Two US Senators introduced legislation on Wednesday that would halt future sales of aerial munitions to Saudi Arabia until President Obama verifies that the Saudi government is respecting international humanitarian law in waging war in Yemen, that it doesn’t support listed terrorist groups, and that it is pursuing all measures to eradicate al-Qaeda and the Islamic State group.

Senators Chris Murphy (D-CT) and Rand Paul (R-KY) said that in light of the civilian toll of the US-backed Saudi-led intervention in Yemen, the White House must ensure that American weapons are not being used in attacks on innocents.

If the legislation became law, it would represent a meaningful step in cutting off some of the arms supply to the Saudis, and it would reduce the extent of U.S. involvement in the ongoing war. Since the Saudi-led coalition has been committing war crimes in Yemen for the last year and has been largely ignoring the rise of AQAP’s mini-state, the administration would not be able to verify that the Saudis are meeting most of the conditions listed in the bill. While it would be ideal to put a halt to future arms sales to the Saudis and their allies all together, this bill has a better chance of winning broader support. Even so, it will be difficult to get the bill through. As Oakford goes on to say, “winning approval of the resolution is expected to be an uphill battle in Washington” because “the arms industry will likely lobby heavily” against it.
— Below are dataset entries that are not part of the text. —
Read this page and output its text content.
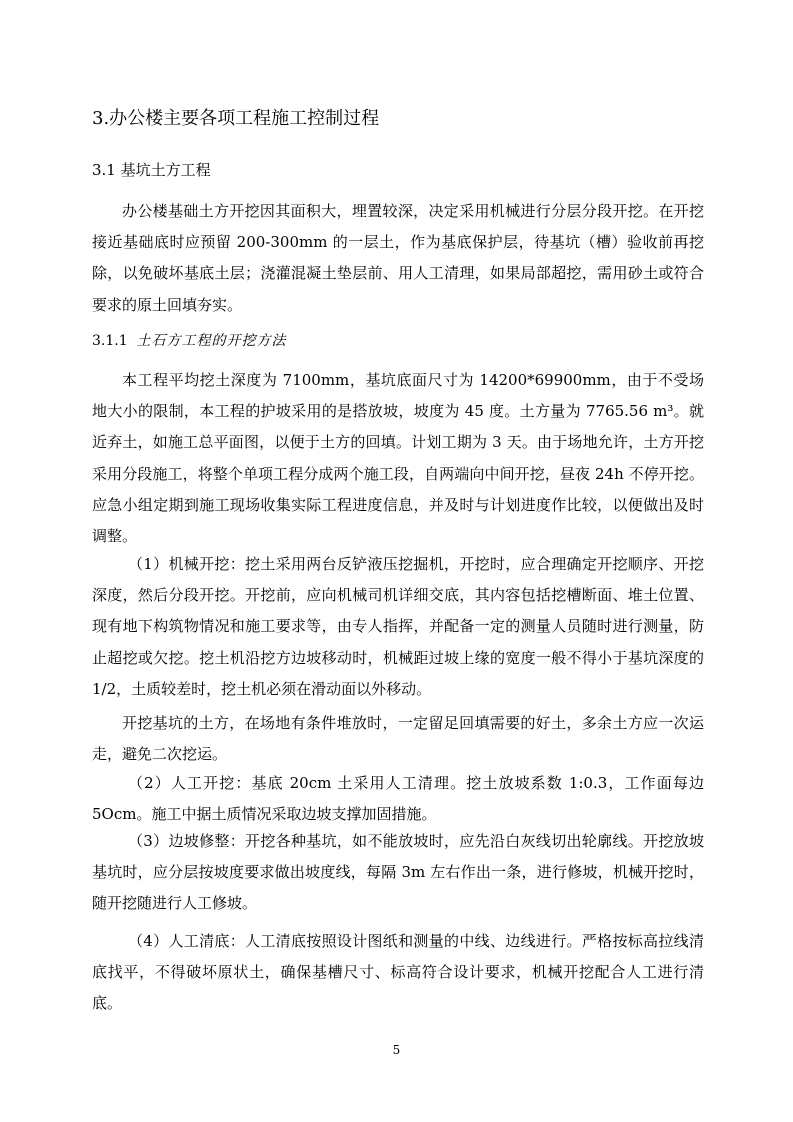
3.办公楼主要各项工程施工控制过程
3.1 基坑土方工程

办公楼基础土方开挖因其面积大，埋置较深，决定采用机械进行分层分段开挖。在开挖接近基础底时应预留 200-300mm 的一层土，作为基底保护层，待基坑（槽）验收前再挖除，以免破坏基底土层；浇灌混凝土垫层前、用人工清理，如果局部超挖，需用砂土或符合要求的原土回填夯实。

3.1.1 土石方工程的开挖方法

本工程平均挖土深度为 7100mm，基坑底面尺寸为 14200*69900mm，由于不受场地大小的限制，本工程的护坡采用的是搭放坡，坡度为 45 度。土方量为 7765.56 m³。就近弃土，如施工总平面图，以便于土方的回填。计划工期为 3 天。由于场地允许，土方开挖采用分段施工，将整个单项工程分成两个施工段，自两端向中间开挖，昼夜 24h 不停开挖。应急小组定期到施工现场收集实际工程进度信息，并及时与计划进度作比较，以便做出及时调整。

（1）机械开挖：挖土采用两台反铲液压挖掘机，开挖时，应合理确定开挖顺序、开挖深度，然后分段开挖。开挖前，应向机械司机详细交底，其内容包括挖槽断面、堆土位置、现有地下构筑物情况和施工要求等，由专人指挥，并配备一定的测量人员随时进行测量，防止超挖或欠挖。挖土机沿挖方边坡移动时，机械距过坡上缘的宽度一般不得小于基坑深度的 1/2，土质较差时，挖土机必须在滑动面以外移动。

开挖基坑的土方，在场地有条件堆放时，一定留足回填需要的好土，多余土方应一次运走，避免二次挖运。

（2）人工开挖：基底 20cm 土采用人工清理。挖土放坡系数 1:0.3，工作面每边 5Ocm。施工中据土质情况采取边坡支撑加固措施。

（3）边坡修整：开挖各种基坑，如不能放坡时，应先沿白灰线切出轮廓线。开挖放坡基坑时，应分层按坡度要求做出坡度线，每隔 3m 左右作出一条，进行修坡，机械开挖时，随开挖随进行人工修坡。

（4）人工清底：人工清底按照设计图纸和测量的中线、边线进行。严格按标高拉线清底找平，不得破坏原状土，确保基槽尺寸、标高符合设计要求，机械开挖配合人工进行清底。

5
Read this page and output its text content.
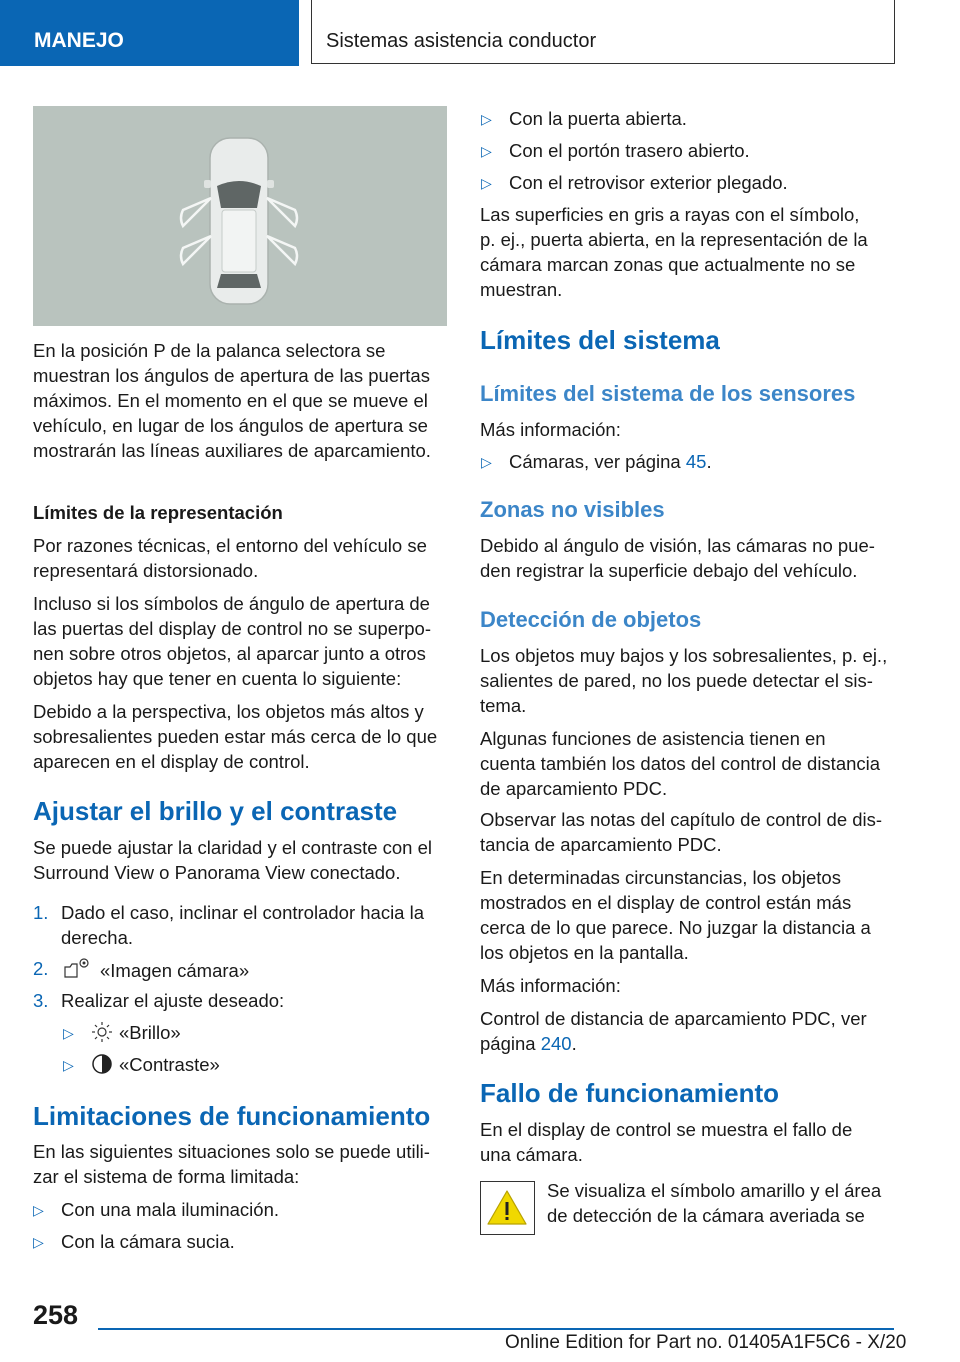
MANEJO	Sistemas asistencia conductor

En la posición P de la palanca selectora se

muestran los ángulos de apertura de las puertas

máximos. En el momento en el que se mueve el

vehículo, en lugar de los ángulos de apertura se

mostrarán las líneas auxiliares de aparcamiento.

Límites de la representación

Por razones técnicas, el entorno del vehículo se

representará distorsionado.

Incluso si los símbolos de ángulo de apertura de

las puertas del display de control no se superpo‐

nen sobre otros objetos, al aparcar junto a otros

objetos hay que tener en cuenta lo siguiente:

Debido a la perspectiva, los objetos más altos y

sobresalientes pueden estar más cerca de lo que

aparecen en el display de control.

Ajustar el brillo y el contraste

Se puede ajustar la claridad y el contraste con el

Surround View o Panorama View conectado.

1. Dado el caso, inclinar el controlador hacia la

derecha.

2.	«Imagen cámara»

3. Realizar el ajuste deseado:

▷ «Brillo»

▷ «Contraste»

Limitaciones de funcionamiento

En las siguientes situaciones solo se puede utili‐

zar el sistema de forma limitada:

▷ Con una mala iluminación.

▷ Con la cámara sucia.

▷ Con la puerta abierta.

▷ Con el portón trasero abierto.

▷ Con el retrovisor exterior plegado.

Las superficies en gris a rayas con el símbolo,

p. ej., puerta abierta, en la representación de la

cámara marcan zonas que actualmente no se

muestran.

Límites del sistema
Límites del sistema de los sensores

Más información:

▷ Cámaras, ver página 45.

Zonas no visibles

Debido al ángulo de visión, las cámaras no pue‐

den registrar la superficie debajo del vehículo.

Detección de objetos

Los objetos muy bajos y los sobresalientes, p. ej.,

salientes de pared, no los puede detectar el sis‐

tema.

Algunas funciones de asistencia tienen en

cuenta también los datos del control de distancia

de aparcamiento PDC.

Observar las notas del capítulo de control de dis‐

tancia de aparcamiento PDC.

En determinadas circunstancias, los objetos

mostrados en el display de control están más

cerca de lo que parece. No juzgar la distancia a

los objetos en la pantalla.

Más información:

Control de distancia de aparcamiento PDC, ver

página 240.

Fallo de funcionamiento

En el display de control se muestra el fallo de

una cámara.

Se visualiza el símbolo amarillo y el área

de detección de la cámara averiada se

258
Online Edition for Part no. 01405A1F5C6 - X/20
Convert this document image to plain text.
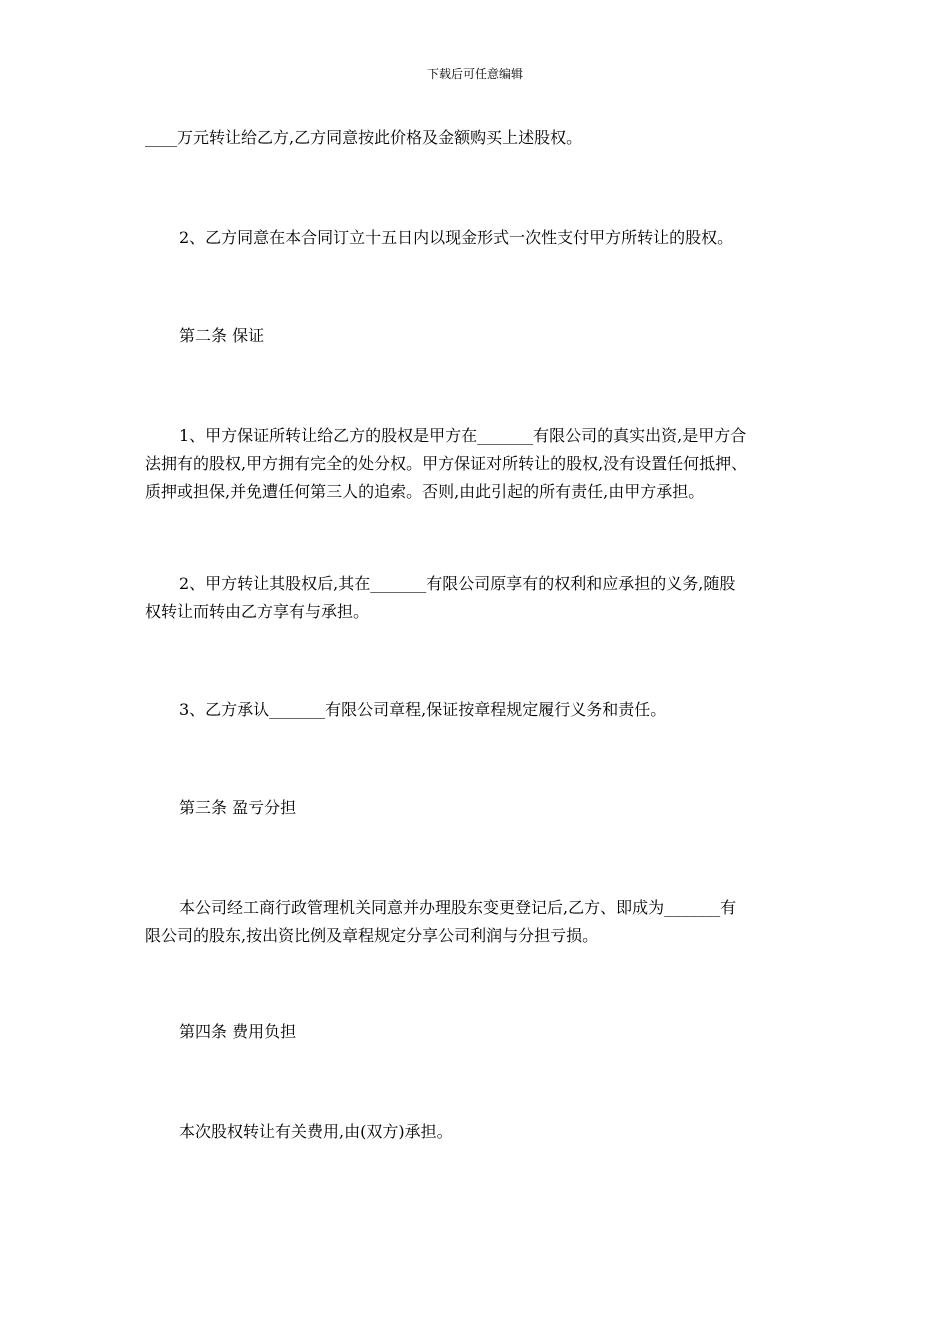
下载后可任意编辑
____万元转让给乙方,乙方同意按此价格及金额购买上述股权。
2、乙方同意在本合同订立十五日内以现金形式一次性支付甲方所转让的股权。
第二条 保证
1、甲方保证所转让给乙方的股权是甲方在_______有限公司的真实出资,是甲方合
法拥有的股权,甲方拥有完全的处分权。甲方保证对所转让的股权,没有设置任何抵押、
质押或担保,并免遭任何第三人的追索。否则,由此引起的所有责任,由甲方承担。
2、甲方转让其股权后,其在_______有限公司原享有的权利和应承担的义务,随股
权转让而转由乙方享有与承担。
3、乙方承认_______有限公司章程,保证按章程规定履行义务和责任。
第三条 盈亏分担
本公司经工商行政管理机关同意并办理股东变更登记后,乙方、即成为_______有
限公司的股东,按出资比例及章程规定分享公司利润与分担亏损。
第四条 费用负担
本次股权转让有关费用,由(双方)承担。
Regardless, Sens. Murphy and Paul deserve a lot of credit for taking on an issue that has mostly been ignored by their colleagues in the Senate, and Americans that want to try putting a stop to at least part of the U.S. role in the war on Yemen can urge their members of Congress to support this important legislation. Murphy and Paul are to be commended for being some of the only people in Congress to challenge the administration on its indefensible support for the Saudi-led war.